I am trying to parse the descriptions of SRA files in order to compile them into a table to export to a TXT file. I'm using Biopython Entrez module for this. Here is my code:
sraList =  handle = Entrez.esearch(db="sra", term=searchTerm, retmax = '100000') result = Entrez.read(handle) for each in result['IdList']: sraList.append(each) for each in sraList: test = Entrez.esummary(db="sra", id=each) record = Entrez.read(test) for entry in record: with open(outFile, 'a') as f: f.write()

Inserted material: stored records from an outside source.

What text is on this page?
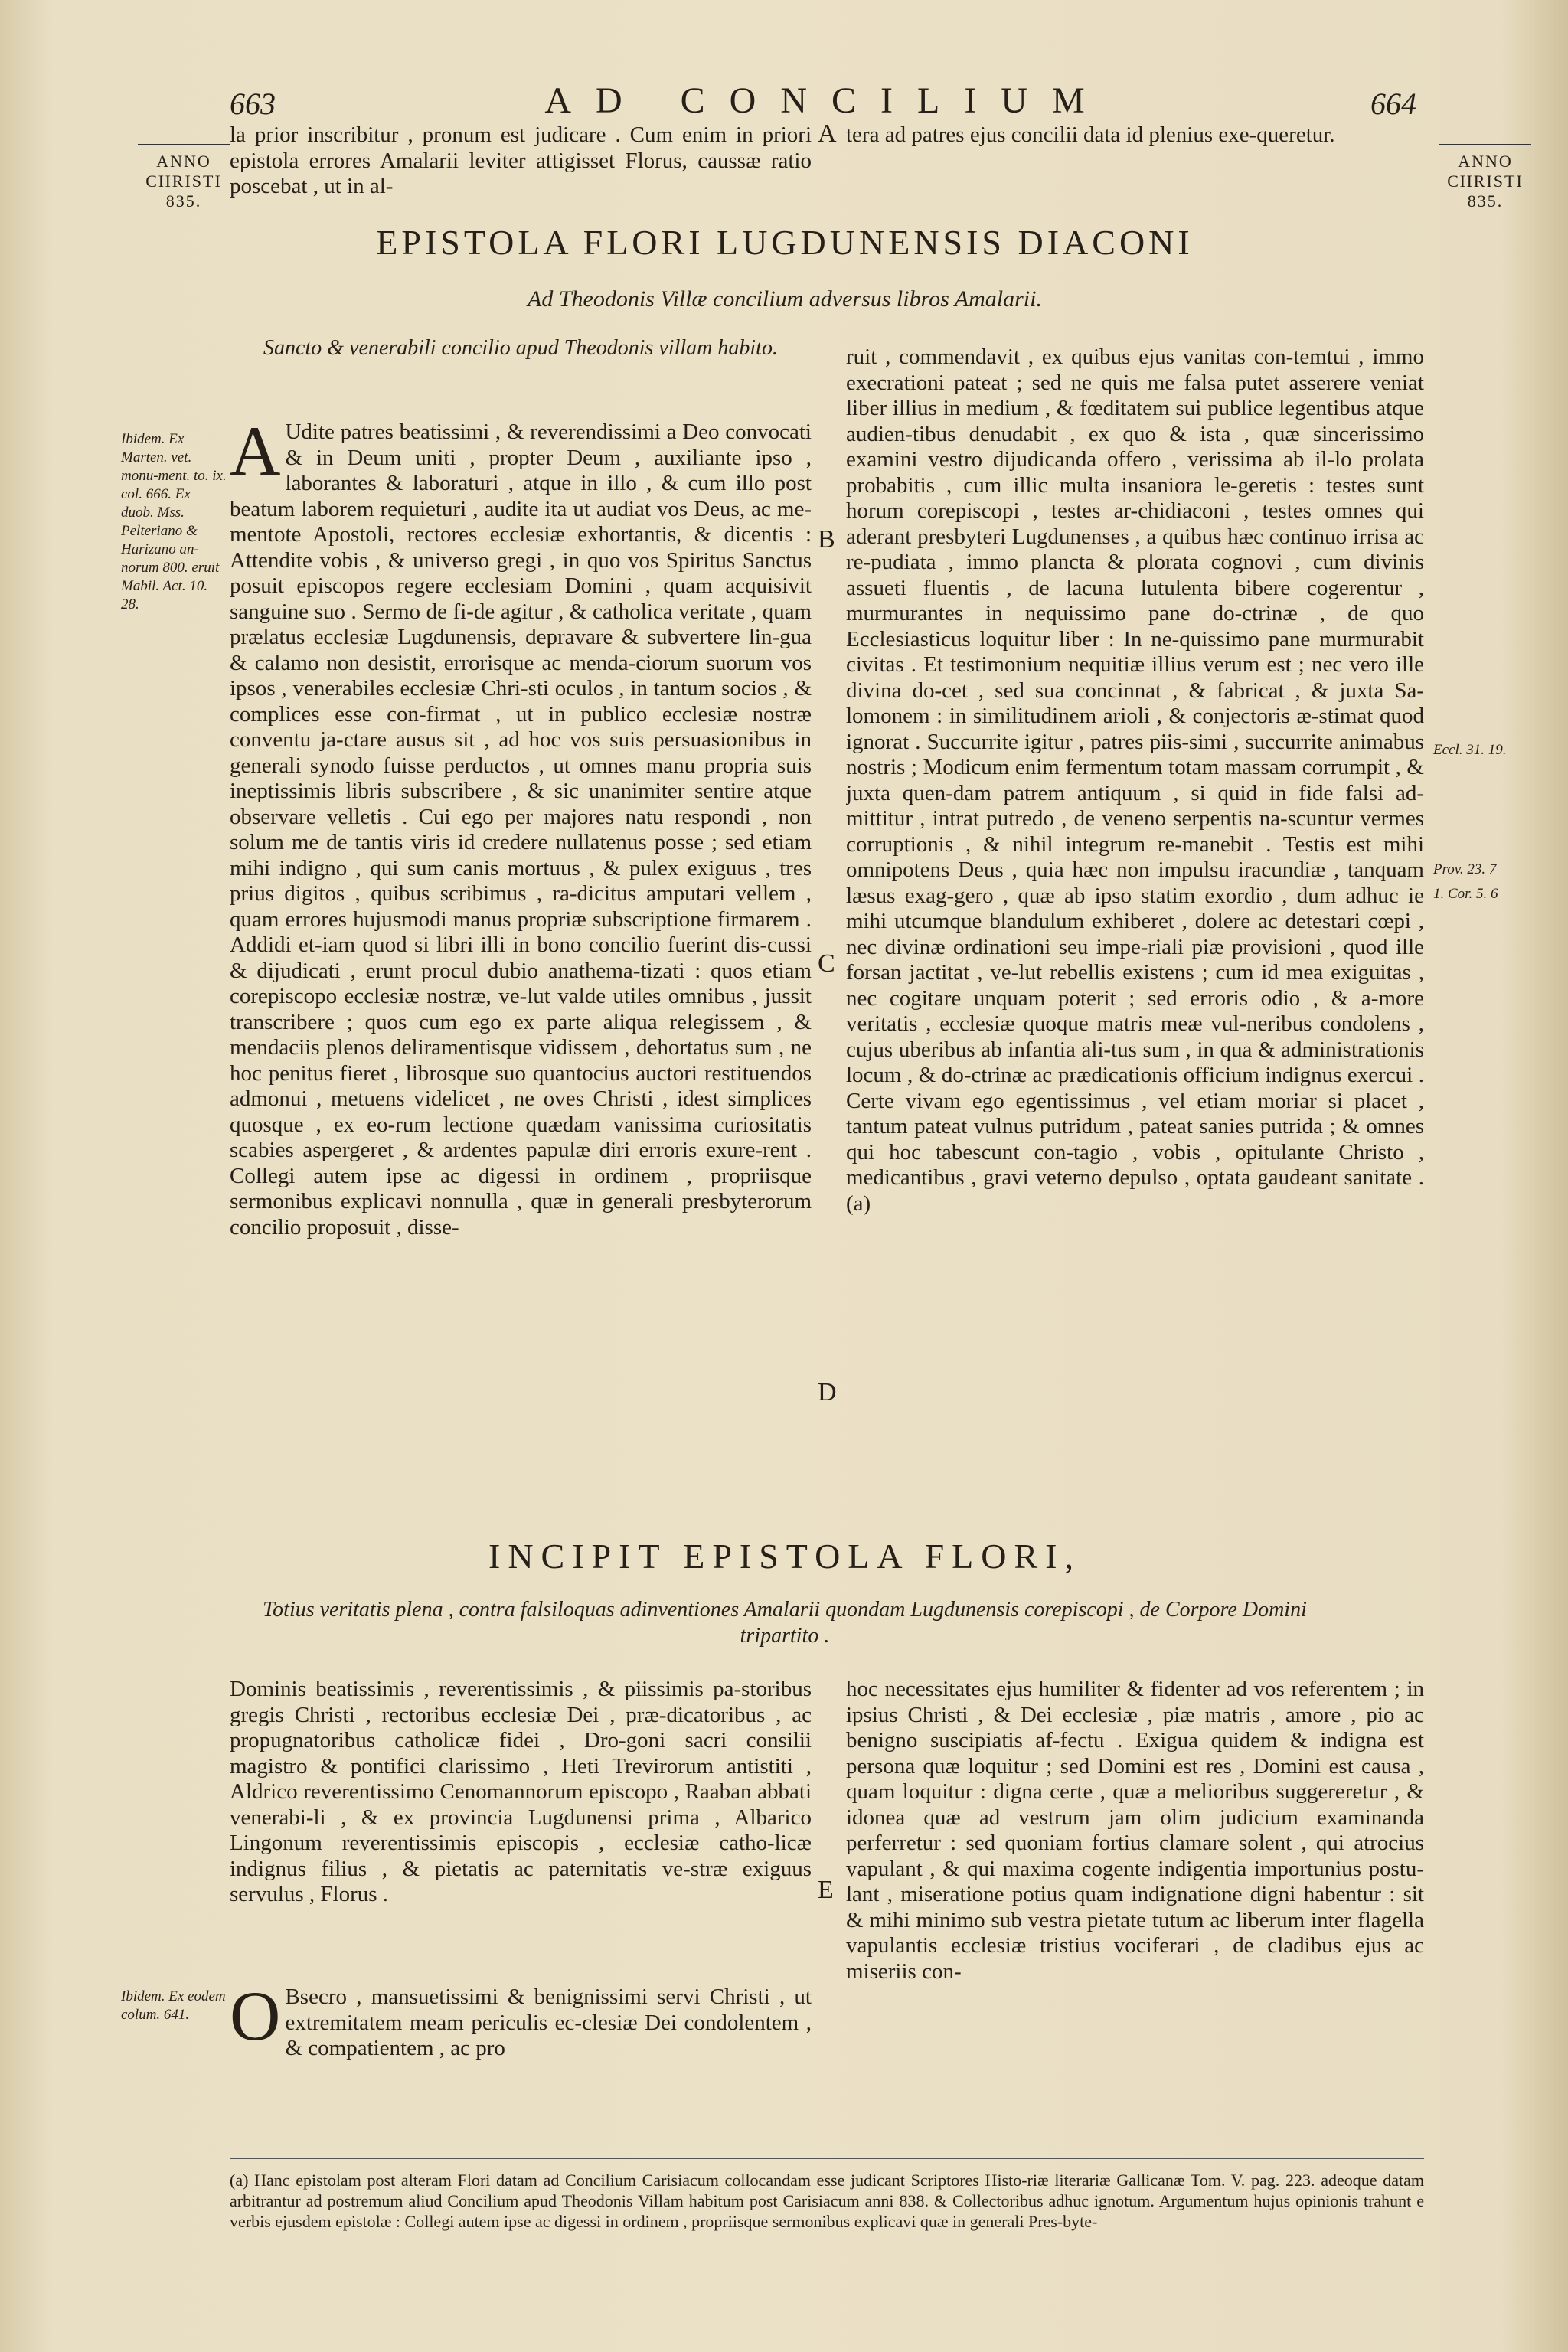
663	AD CONCILIUM	664
ANNO
CHRISTI
835.
ANNO
CHRISTI
835.

la prior inscribitur , pronum est judicare . Cum enim in priori epistola errores Amalarii leviter attigisset Florus, caussæ ratio poscebat , ut in al-

A tera ad patres ejus concilii data id plenius exe-queretur.

EPISTOLA FLORI LUGDUNENSIS DIACONI
Ad Theodonis Villæ concilium adversus libros Amalarii.
Sancto & venerabili concilio apud Theodonis villam habito.
Ibidem. Ex Marten. vet. monu-ment. to. ix. col. 666. Ex duob. Mss. Pelteriano & Harizano an-norum 800. eruit Mabil. Act. 10. 28.
A Udite patres beatissimi , & reverendissimi a Deo convocati & in Deum uniti , propter Deum , auxiliante ipso , laborantes & laboraturi , atque in illo , & cum illo post beatum laborem requieturi , audite ita ut audiat vos Deus, ac me-mentote Apostoli, rectores ecclesiæ exhortantis, & dicentis : Attendite vobis , & universo gregi , in quo vos Spiritus Sanctus posuit episcopos regere ecclesiam Domini , quam acquisivit sanguine suo . Sermo de fi-de agitur , & catholica veritate , quam prælatus ecclesiæ Lugdunensis, depravare & subvertere lin-gua & calamo non desistit, errorisque ac menda-ciorum suorum vos ipsos , venerabiles ecclesiæ Chri-sti oculos , in tantum socios , & complices esse con-firmat , ut in publico ecclesiæ nostræ conventu ja-ctare ausus sit , ad hoc vos suis persuasionibus in generali synodo fuisse perductos , ut omnes manu propria suis ineptissimis libris subscribere , & sic unanimiter sentire atque observare velletis . Cui ego per majores natu respondi , non solum me de tantis viris id credere nullatenus posse ; sed etiam mihi indigno , qui sum canis mortuus , & pulex exiguus , tres prius digitos , quibus scribimus , ra-dicitus amputari vellem , quam errores hujusmodi manus propriæ subscriptione firmarem . Addidi et-iam quod si libri illi in bono concilio fuerint dis-cussi & dijudicati , erunt procul dubio anathema-tizati : quos etiam corepiscopo ecclesiæ nostræ, ve-lut valde utiles omnibus , jussit transcribere ; quos cum ego ex parte aliqua relegissem , & mendaciis plenos deliramentisque vidissem , dehortatus sum , ne hoc penitus fieret , librosque suo quantocius auctori restituendos admonui , metuens videlicet , ne oves Christi , idest simplices quosque , ex eo-rum lectione quædam vanissima curiositatis scabies aspergeret , & ardentes papulæ diri erroris exure-rent . Collegi autem ipse ac digessi in ordinem , propriisque sermonibus explicavi nonnulla , quæ in generali presbyterorum concilio proposuit , disse-

B
C
D

ruit , commendavit , ex quibus ejus vanitas con-temtui , immo execrationi pateat ; sed ne quis me falsa putet asserere veniat liber illius in medium , & fœditatem sui publice legentibus atque audien-tibus denudabit , ex quo & ista , quæ sincerissimo examini vestro dijudicanda offero , verissima ab il-lo prolata probabitis , cum illic multa insaniora le-geretis : testes sunt horum corepiscopi , testes ar-chidiaconi , testes omnes qui aderant presbyteri Lugdunenses , a quibus hæc continuo irrisa ac re-pudiata , immo plancta & plorata cognovi , cum divinis assueti fluentis , de lacuna lutulenta bibere cogerentur , murmurantes in nequissimo pane do-ctrinæ , de quo Ecclesiasticus loquitur liber : In ne-quissimo pane murmurabit civitas . Et testimonium nequitiæ illius verum est ; nec vero ille divina do-cet , sed sua concinnat , & fabricat , & juxta Sa-lomonem : in similitudinem arioli , & conjectoris æ-stimat quod ignorat . Succurrite igitur , patres piis-simi , succurrite animabus nostris ; Modicum enim fermentum totam massam corrumpit , & juxta quen-dam patrem antiquum , si quid in fide falsi ad-mittitur , intrat putredo , de veneno serpentis na-scuntur vermes corruptionis , & nihil integrum re-manebit . Testis est mihi omnipotens Deus , quia hæc non impulsu iracundiæ , tanquam læsus exag-gero , quæ ab ipso statim exordio , dum adhuc ie mihi utcumque blandulum exhiberet , dolere ac detestari cœpi , nec divinæ ordinationi seu impe-riali piæ provisioni , quod ille forsan jactitat , ve-lut rebellis existens ; cum id mea exiguitas , nec cogitare unquam poterit ; sed erroris odio , & a-more veritatis , ecclesiæ quoque matris meæ vul-neribus condolens , cujus uberibus ab infantia ali-tus sum , in qua & administrationis locum , & do-ctrinæ ac prædicationis officium indignus exercui . Certe vivam ego egentissimus , vel etiam moriar si placet , tantum pateat vulnus putridum , pateat sanies putrida ; & omnes qui hoc tabescunt con-tagio , vobis , opitulante Christo , medicantibus , gravi veterno depulso , optata gaudeant sanitate . (a)

Eccl. 31. 19.
Prov. 23. 7
1. Cor. 5. 6
INCIPIT EPISTOLA FLORI,
Totius veritatis plena , contra falsiloquas adinventiones Amalarii quondam Lugdunensis corepiscopi , de Corpore Domini tripartito .

Dominis beatissimis , reverentissimis , & piissimis pa-storibus gregis Christi , rectoribus ecclesiæ Dei , præ-dicatoribus , ac propugnatoribus catholicæ fidei , Dro-goni sacri consilii magistro & pontifici clarissimo , Heti Trevirorum antistiti , Aldrico reverentissimo Cenomannorum episcopo , Raaban abbati venerabi-li , & ex provincia Lugdunensi prima , Albarico Lingonum reverentissimis episcopis , ecclesiæ catho-licæ indignus filius , & pietatis ac paternitatis ve-stræ exiguus servulus , Florus .

Ibidem. Ex eodem colum. 641. O Bsecro , mansuetissimi & benignissimi servi Christi , ut extremitatem meam periculis ec-clesiæ Dei condolentem , & compatientem , ac pro

E

hoc necessitates ejus humiliter & fidenter ad vos referentem ; in ipsius Christi , & Dei ecclesiæ , piæ matris , amore , pio ac benigno suscipiatis af-fectu . Exigua quidem & indigna est persona quæ loquitur ; sed Domini est res , Domini est causa , quam loquitur : digna certe , quæ a melioribus suggereretur , & idonea quæ ad vestrum jam olim judicium examinanda perferretur : sed quoniam fortius clamare solent , qui atrocius vapulant , & qui maxima cogente indigentia importunius postu-lant , miseratione potius quam indignatione digni habentur : sit & mihi minimo sub vestra pietate tutum ac liberum inter flagella vapulantis ecclesiæ tristius vociferari , de cladibus ejus ac miseriis con-

(a) Hanc epistolam post alteram Flori datam ad Concilium Carisiacum collocandam esse judicant Scriptores Histo-riæ literariæ Gallicanæ Tom. V. pag. 223. adeoque datam arbitrantur ad postremum aliud Concilium apud Theodonis Villam habitum post Carisiacum anni 838. & Collectoribus adhuc ignotum. Argumentum hujus opinionis trahunt e verbis ejusdem epistolæ : Collegi autem ipse ac digessi in ordinem , propriisque sermonibus explicavi quæ in generali Pres-byte-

The issue arrises when I run the
record = Entrez.read(test). The record is a dictionary, but the entry with the experimental metadata I need is in an XML format:
for each in record: print(each.keys()) dict_keys(['Item', 'Id', 'ExpXml', 'Runs', 'ExtLinks', 'CreateDate', 'UpdateDate']) for each in record: print(each["ExpXml"]) <Summary><Title>Zymomonas mobilis subsp. mobilis ZM4 ATCC 31821 - transcriptome</Title><Platform instrument_model="Illumina HiSeq 2500">ILLUMINA</Platform><Statistics total_runs="1" total_spots="26824861" total_bases="5364972200" total_size="2357069488" load_done="true" cluster_name="public"/></Summary><Submitter acc="SRA623091" center_name="JGI" contact_name="JGI SRA" lab_name=""/><Experiment acc="SRX3316534" ver="1" status="public" name="Zymomonas mobilis subsp. mobilis ZM4 ATCC 31821 - transcriptome"/><Study acc="SRP121239" name="Zymomonas mobilis mobilis ZM4 transcriptome - GS-26"/><Organism taxid="264203" ScientificName="Zymomonas mobilis subsp. mobilis ZM4 = ATCC 31821"/><Sample acc="SRS2622106" name=""/><Instrument ILLUMINA="Illumina HiSeq 2500"/><Library_descriptor><LIBRARY_NAME>ANSWP</LIBRARY_NAME><LIBRARY_STRATEGY>RNA-Seq</LIBRARY_STRATEGY><LIBRARY_SOURCE>TRANSCRIPTOMIC</LIBRARY_SOURCE><LIBRARY_SELECTION>other</LIBRARY_SELECTION><LIBRARY_LAYOUT> <PAIRED/> </LIBRARY_LAYOUT><LIBRARY_CONSTRUCTION_PROTOCOL>Low Input (RNA)</LIBRARY_CONSTRUCTION_PROTOCOL></Library_descriptor><Bioproject>PRJNA409960</Bioproject><Biosample>SAMN07686944</Biosample>
I have tried to parse this with xmltodict, but I get an error:
for entry in record: summary = entry["ExpXml"] parsed = xmltodict.parse(summary, xml_attribs=False) print(parsed) ExpatError: junk after document element: line 1, column 304
I don't have much experience with XML files, but from what I can tell this suggests there is a problem with the XML formatting from NCBI. If that's the case, I don't have the experience to know how to fix it.
Does anyone have any suggestions on how to solve this problem?